384 U.S. at 444 n. 4, 86 S. Ct. at 1612 n. 4.

[7] See 384 U.S. at 445-458, 86 S. Ct. 1602.

[8] Although it is not clear that the inquiry was addressed to the defendant, there being several people in the area, we assume arguendo that it was, finding the question not determinative.

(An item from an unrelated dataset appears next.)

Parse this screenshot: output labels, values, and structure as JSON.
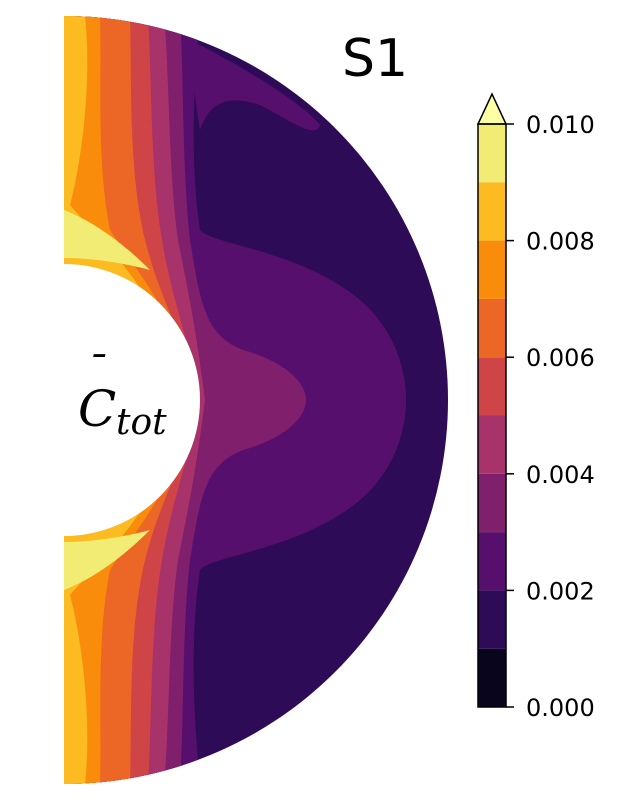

[9] See, e.g., U. S. v. Prewitt, 553 F.2d 1082, 1085-86 (7th Cir. 1977), cert. den., 434 U.S. 840, 98 S. Ct. 135, 54 L. Ed. 2d 104 (1977); U. S. v. Grant, 549 F.2d 942, 946-57 (4th Cir. 1977); U. S. ex rel. Hines v. LaVallee, 521 F.2d 1109, 1112-13 (2d Cir. 1975), cert. den., 423 U.S. 1090, 96 S. Ct. 884, 47 L. Ed. 2d 101 (1976); U. S. v. Menichino, 497 F.2d 935, 940-41 (5th Cir. 1974); But see Proctor v. U. S., 131 U.S.App. D.C. 241, 404 F.2d 819, 820-21 (1968).

[10] The American Law Institute's Model Code of Pre-Arraignment Procedure would specifically exclude "non-investigative" questioning from the ambit of Miranda. A.L.I., Model Code of Pre-Arraignment Procedure, § 140.8(5) (1974).